Objective: Recently we have developed a reliable and reproducible preclinical chronic-EAN model in the Lewis rat that may prove useful for translational drug studies for CIDP. We have clearly shown that it is a T-cell mediated disease with an accumulation of IL-17 cells and macrophages in its late chronic phase. Since pathophysiological mechanisms involved in CIDP are believed to involve not only cellular but also humoral immunity, we therefore investigated the humoral response in our chronic-EAN model induced in the Lewis rat after injection of thiopalmitoylated P0(180–199) peptide in comparison to the classical acute EAN model induced with P0(180–199). Methods: We investigated by ELISA (at 18, 31, 43 and 57 dpi) in the sera of EAN and chronic-EAN rats the levels of antibodies directed against peptide P0(180–199), the inducing antigen.
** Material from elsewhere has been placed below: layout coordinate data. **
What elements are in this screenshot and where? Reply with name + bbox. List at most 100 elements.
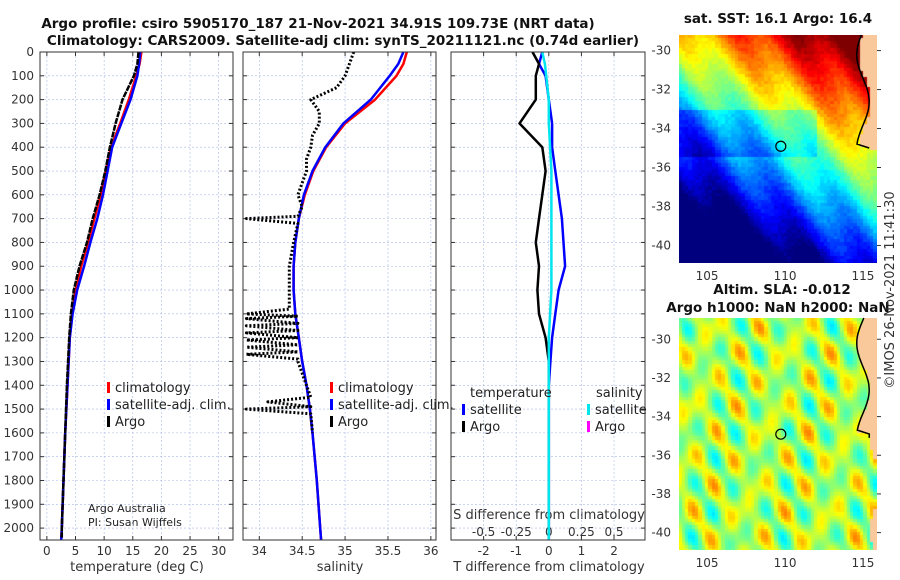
legend-label: climatology [338,381,414,396]
x-tick-label: -1 [510,544,522,558]
depth-tick-label: 0 [26,45,34,59]
series-line-satellite-adj-clim- [292,51,405,541]
x-tick-label: 0 [545,544,553,558]
depth-tick-label: 2000 [3,521,34,535]
sdiff-tick-label: -0.5 [472,525,495,539]
depth-tick-label: 600 [11,188,34,202]
legend-swatch [330,416,333,427]
argo-float-marker [775,140,787,152]
credit-line-2: PI: Susan Wijffels [88,516,182,529]
sla-map-image [679,318,877,550]
coastline [855,34,870,149]
sla-map-title-2: Argo h1000: NaN h2000: NaN [666,300,889,316]
sdiff-tick-label: 0.5 [604,525,623,539]
argo-float-marker [775,428,787,440]
map-lat-label: -36 [651,161,671,175]
depth-tick-label: 400 [11,140,34,154]
depth-tick-label: 300 [11,116,34,130]
panel-frame [39,51,234,541]
depth-tick-label: 1500 [3,402,34,416]
depth-tick-label: 500 [11,164,34,178]
legend-label: satellite [595,403,647,418]
depth-tick-label: 1600 [3,426,34,440]
legend-label: Argo [595,420,625,435]
map-lat-label: -36 [651,448,671,462]
legend-title: salinity [596,386,643,401]
map-lat-label: -38 [651,487,671,501]
x-tick-label: 5 [72,544,80,558]
legend-label: climatology [115,381,191,396]
sst-map-image [679,35,877,263]
depth-tick-label: 800 [11,235,34,249]
legend-label: satellite-adj. clim. [338,398,454,413]
map-lon-label: 105 [696,556,719,570]
depth-tick-label: 1700 [3,450,34,464]
x-tick-label: 35 [337,544,352,558]
legend-title: temperature [470,386,552,401]
series-line-argo [60,51,140,538]
x-tick-label: 1 [578,544,586,558]
series-line-argo [244,51,356,434]
map-lon-label: 110 [774,556,797,570]
x-tick-label: 15 [125,544,140,558]
x-tick-label: 10 [97,544,112,558]
legend-label: Argo [338,415,368,430]
sdiff-tick-label: -0.25 [501,525,532,539]
map-lat-label: -32 [651,83,671,97]
depth-tick-label: 1000 [3,283,34,297]
depth-tick-label: 1300 [3,354,34,368]
depth-tick-label: 1100 [3,307,34,321]
depth-tick-label: 700 [11,212,34,226]
panel-frame [242,51,437,541]
x-tick-label: 34.5 [289,544,316,558]
x-tick-label: 36 [423,544,438,558]
series-line-climatology [292,51,409,541]
map-lat-label: -38 [651,199,671,213]
map-lat-label: -30 [651,332,671,346]
map-lon-label: 115 [852,269,875,283]
map-lat-label: -40 [651,238,671,252]
legend-swatch [462,404,465,415]
depth-tick-label: 1200 [3,331,34,345]
legend-swatch [107,416,110,427]
legend-label: satellite-adj. clim. [115,398,231,413]
temperature-xlabel: temperature (deg C) [70,560,204,575]
imos-timestamp: ©IMOS 26-Nov-2021 11:41:30 [883,191,898,388]
legend-swatch [587,421,590,432]
depth-tick-label: 1900 [3,497,34,511]
legend-swatch [462,421,465,432]
series-line-s-satellite [541,51,553,540]
x-tick-label: 25 [182,544,197,558]
credit-line-1: Argo Australia [88,502,166,515]
x-tick-label: 2 [610,544,618,558]
depth-tick-label: 1800 [3,473,34,487]
map-lon-label: 105 [696,269,719,283]
sdiff-tick-label: 0.25 [568,525,595,539]
title-line-1: Argo profile: csiro 5905170_187 21-Nov-2… [41,16,594,32]
title-line-2: Climatology: CARS2009. Satellite-adj cli… [47,33,639,49]
x-tick-label: 35.5 [375,544,402,558]
legend-swatch [587,404,590,415]
legend-label: Argo [115,415,145,430]
legend-swatch [330,382,333,393]
series-line-t-argo [518,51,551,538]
map-lat-label: -34 [651,122,671,136]
legend-label: satellite [470,403,522,418]
depth-tick-label: 900 [11,259,34,273]
depth-tick-label: 100 [11,69,34,83]
x-tick-label: 34 [252,544,267,558]
coastline [856,317,871,438]
x-tick-label: -2 [478,544,490,558]
legend-swatch [330,399,333,410]
x-tick-label: 30 [211,544,226,558]
legend-swatch [107,399,110,410]
legend-label: Argo [470,420,500,435]
x-tick-label: 20 [154,544,169,558]
tdiff-xlabel: T difference from climatology [452,560,645,575]
salinity-xlabel: salinity [317,560,364,575]
x-tick-label: 0 [43,544,51,558]
depth-tick-label: 200 [11,93,34,107]
map-lon-label: 110 [774,269,797,283]
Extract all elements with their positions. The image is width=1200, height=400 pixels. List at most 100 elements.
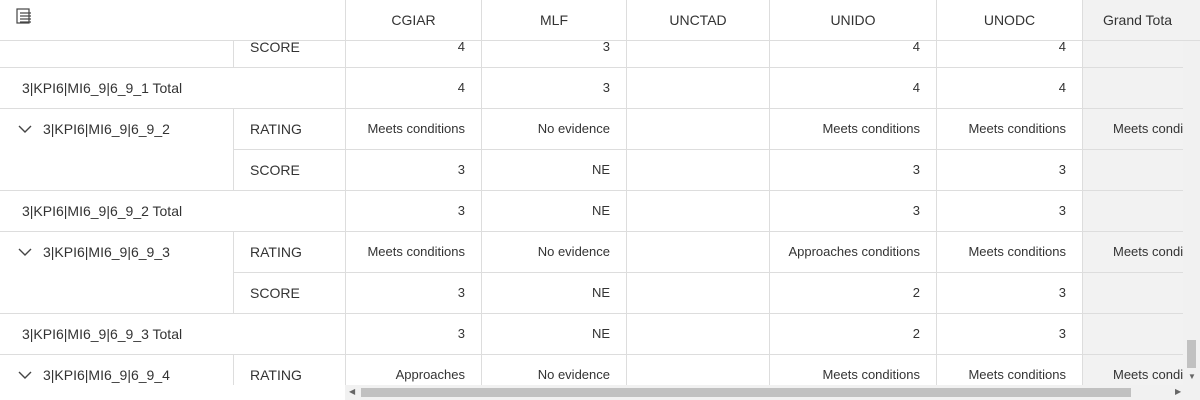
vertical-scrollbar[interactable]: ▼ — [1183, 41, 1200, 385]
row-group-name: 3|KPI6|MI6_9|6_9_4 — [43, 367, 170, 383]
data-cell[interactable] — [626, 273, 769, 314]
row-total-name: 3|KPI6|MI6_9|6_9_1 Total — [22, 80, 183, 96]
table-row: 3|KPI6|MI6_9|6_9_3 RATING Meets conditions… — [0, 232, 1200, 273]
column-header-unido[interactable]: UNIDO — [769, 0, 936, 40]
scroll-left-arrow-icon[interactable]: ◀ — [349, 387, 356, 396]
data-cell[interactable]: 3 — [769, 191, 936, 232]
data-cell[interactable]: Meets conditions — [936, 232, 1082, 273]
scroll-down-arrow-icon[interactable]: ▼ — [1188, 372, 1196, 381]
data-cell[interactable]: No evidence — [481, 232, 626, 273]
data-cell[interactable] — [1082, 68, 1200, 109]
data-cell[interactable] — [626, 41, 769, 68]
data-cell[interactable] — [626, 191, 769, 232]
column-header-mlf[interactable]: MLF — [481, 0, 626, 40]
chevron-down-icon[interactable] — [18, 368, 32, 382]
row-measure-label: RATING — [233, 355, 345, 385]
data-cell[interactable]: Meets conditi — [1082, 355, 1200, 385]
data-cell[interactable] — [626, 150, 769, 191]
column-header-unodc[interactable]: UNODC — [936, 0, 1082, 40]
table-row: SCORE 4 3 4 4 — [0, 41, 1200, 68]
row-measure-label: RATING — [233, 232, 345, 273]
data-cell[interactable] — [1082, 150, 1200, 191]
data-cell[interactable]: 4 — [345, 68, 481, 109]
horizontal-scrollbar[interactable]: ◀ ▶ — [345, 385, 1200, 400]
data-cell[interactable]: 3 — [936, 314, 1082, 355]
data-cell[interactable]: 3 — [345, 273, 481, 314]
data-cell[interactable]: 3 — [481, 68, 626, 109]
data-cell[interactable]: Meets conditi — [1082, 109, 1200, 150]
data-cell[interactable]: 3 — [345, 314, 481, 355]
table-row: SCORE 3 NE 2 3 — [0, 273, 1200, 314]
row-total-name: 3|KPI6|MI6_9|6_9_3 Total — [22, 326, 183, 342]
scroll-corner — [0, 385, 345, 400]
data-cell[interactable]: 3 — [345, 150, 481, 191]
data-cell[interactable]: 2 — [769, 273, 936, 314]
data-cell[interactable]: 2 — [769, 314, 936, 355]
data-cell[interactable]: Approaches conditions — [769, 232, 936, 273]
row-divider — [0, 313, 234, 314]
data-cell[interactable]: NE — [481, 150, 626, 191]
column-header-cgiar[interactable]: CGIAR — [345, 0, 481, 40]
row-divider — [0, 108, 345, 109]
data-cell[interactable]: Meets conditions — [936, 109, 1082, 150]
data-cell[interactable]: 4 — [769, 68, 936, 109]
data-cell[interactable]: 4 — [345, 41, 481, 68]
table-row: 3|KPI6|MI6_9|6_9_2 RATING Meets conditions… — [0, 109, 1200, 150]
data-cell[interactable]: NE — [481, 273, 626, 314]
data-cell[interactable]: 3 — [345, 191, 481, 232]
data-cell[interactable] — [626, 232, 769, 273]
row-divider — [0, 231, 345, 232]
data-cell[interactable] — [1082, 314, 1200, 355]
table-row: 3|KPI6|MI6_9|6_9_4 RATING Approaches No evi… — [0, 355, 1200, 385]
data-cell[interactable]: Meets conditions — [769, 355, 936, 385]
scroll-right-arrow-icon[interactable]: ▶ — [1175, 387, 1182, 396]
data-cell[interactable]: Meets conditions — [345, 109, 481, 150]
chevron-down-icon[interactable] — [18, 122, 32, 136]
data-cell[interactable]: 3 — [481, 41, 626, 68]
row-divider — [0, 354, 345, 355]
row-divider — [0, 190, 234, 191]
data-cell[interactable]: 3 — [936, 150, 1082, 191]
row-group-name: 3|KPI6|MI6_9|6_9_3 — [43, 244, 170, 260]
data-cell[interactable]: 4 — [769, 41, 936, 68]
data-cell[interactable]: 3 — [936, 191, 1082, 232]
data-cell[interactable]: 4 — [936, 41, 1082, 68]
data-cell[interactable]: 3 — [936, 273, 1082, 314]
total-row: 3|KPI6|MI6_9|6_9_2 Total 3 NE 3 3 — [0, 191, 1200, 232]
column-header-row: CGIAR MLF UNCTAD UNIDO UNODC Grand Tota — [0, 0, 1200, 41]
chevron-down-icon[interactable] — [18, 245, 32, 259]
data-cell[interactable] — [1082, 41, 1200, 68]
grid-body: SCORE 4 3 4 4 3|KPI6|MI6_9|6_9_1 Total 4 3 4 4 3|K… — [0, 41, 1200, 385]
table-row: SCORE 3 NE 3 3 — [0, 150, 1200, 191]
data-cell[interactable] — [626, 109, 769, 150]
horizontal-scroll-thumb[interactable] — [361, 388, 1131, 397]
row-measure-label: RATING — [233, 109, 345, 150]
data-cell[interactable] — [626, 68, 769, 109]
data-cell[interactable] — [626, 314, 769, 355]
data-cell[interactable]: 4 — [936, 68, 1082, 109]
data-cell[interactable] — [1082, 191, 1200, 232]
data-cell[interactable]: Meets conditi — [1082, 232, 1200, 273]
data-cell[interactable] — [626, 355, 769, 385]
vertical-scroll-thumb[interactable] — [1187, 340, 1196, 368]
data-cell[interactable] — [1082, 273, 1200, 314]
row-measure-label: SCORE — [233, 41, 345, 68]
row-divider — [0, 67, 234, 68]
column-header-unctad[interactable]: UNCTAD — [626, 0, 769, 40]
data-cell[interactable]: NE — [481, 314, 626, 355]
pivot-grid: CGIAR MLF UNCTAD UNIDO UNODC Grand Tota SCORE… — [0, 0, 1200, 385]
column-header-grand-tota[interactable]: Grand Tota — [1082, 0, 1200, 40]
data-cell[interactable]: Meets conditions — [769, 109, 936, 150]
row-group-name: 3|KPI6|MI6_9|6_9_2 — [43, 121, 170, 137]
field-list-menu-icon[interactable] — [16, 8, 34, 26]
data-cell[interactable]: 3 — [769, 150, 936, 191]
data-cell[interactable]: Approaches — [345, 355, 481, 385]
total-row: 3|KPI6|MI6_9|6_9_3 Total 3 NE 2 3 — [0, 314, 1200, 355]
data-cell[interactable]: Meets conditions — [345, 232, 481, 273]
row-measure-label: SCORE — [233, 150, 345, 191]
row-measure-label: SCORE — [233, 273, 345, 314]
data-cell[interactable]: No evidence — [481, 109, 626, 150]
data-cell[interactable]: No evidence — [481, 355, 626, 385]
data-cell[interactable]: NE — [481, 191, 626, 232]
data-cell[interactable]: Meets conditions — [936, 355, 1082, 385]
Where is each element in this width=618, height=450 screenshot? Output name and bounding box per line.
The reactivity of the antibodies obtained was tested on sciatic nerve by immunohistochemistry. To check the possibility of an epitope spreading at the late phase of the chronic disease, the reactivity of the sera at 60 dpi was tested by ELISA against different peptides described as neuritogenic: P0(56–71), P0(152–171), P0(180–199) and P2(57– 81). We also investigated the presence of B-cells in the sciatic nerve by immunohistochemistry using a mouse anti-rat CD45RA MnAb. Results: High levels of antibodies against P0(180–199) were found in chronic-EAN and EAN rats, but the antibody reactivity remained high in the chronic group for the duration of the disease, whereas it started to decline in the EAN group by day 57. At the late phase of the chronic disease (60 dpi) we found in the sera significant levels of antibodies against peptide P0(152–171) but this was not statistically different from the EAN group. No reactivity was detected against the other peptides. The rat polyclonal anti P0(180–199) antibodies labeled nicely the PNS myelin in a control sciatic nerve, highly comparable to the myelin labeling with the commercial anti-P0 MnAb. This indicates that the anti-P0(180–199) is able to recognize the corresponding peptide sequence when protein P0 is inserted in the myelin membrane. The presence of B cells was detected in the sciatic nerve of EAN rats and also of chronic-EAN rats but in greater number. Conclusion: We have indeed shown that there is a humoral response in our chronic model, but further studies are needed to clarify the roles of the antibodies and B-cells in the persistence of the chronicity of the disease.